I was warned the very first time that I started this project that it might “get a bit grizzly”. It is a problem, in fact. I’m a great believer that the darkest of stories must be lifted with a little humour and the funniest of tales needs a shadow to give it depth – but is there any place for humour in a Holocaust story?
In this case I think there is. Hani has a sweet tooth, so the cheese cake remains a theme. It’s not exactly humorous and shouldn’t be these days with all of our concerns about eating disorders and the fact that soon within the story it won’t be an option. But it gives a welcome lighter tone.
However, I do have to admit that I found myself tittering when Christoph decided that there would be a war because “nobody will let our fury-chops steal Lebensraum”. Old “fury-chops”?! Where did that come from?

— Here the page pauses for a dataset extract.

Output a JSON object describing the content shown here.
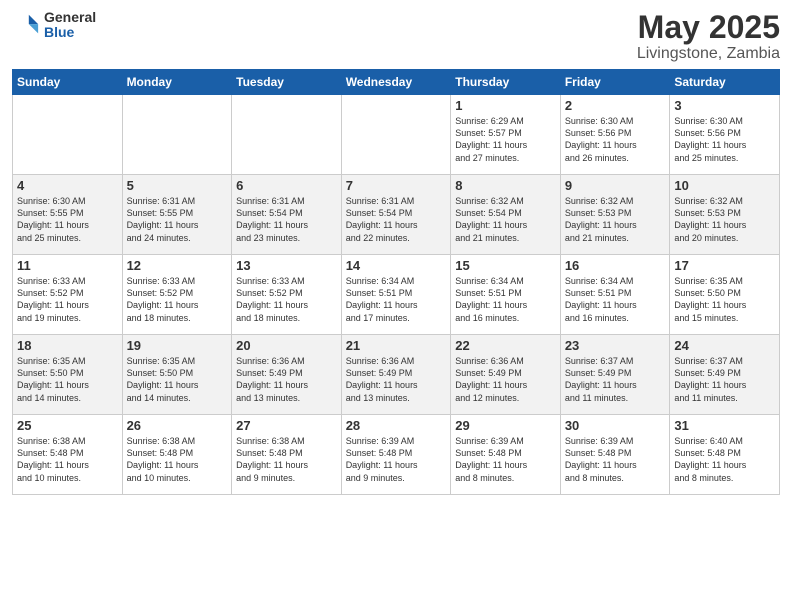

I guess in part from John Boyne’s The Boy in the Striped Pyjamas. The same cross-language joke exists there. Hitler is referred to as the Fury. Quite an apt name. I think. In my case, I’m leaning towards “furry” and I guess Christophe and Hani see something a little funny in Hitler’s face with his neat little moustache. Did anyone see that as funny back in 1939? Possibly not, though it’s certainly played on a lot in Chaplain’s The Great Dictator.
Whatever happens, Christophe is one of the good guys and has seen through the dictator. Whether “old furry-chops” will last through to the final edit, I’m not sure. I am certain, though, that a few lighter moments must be allowed in this novel which must not present a too sanitized version of the Holocaust.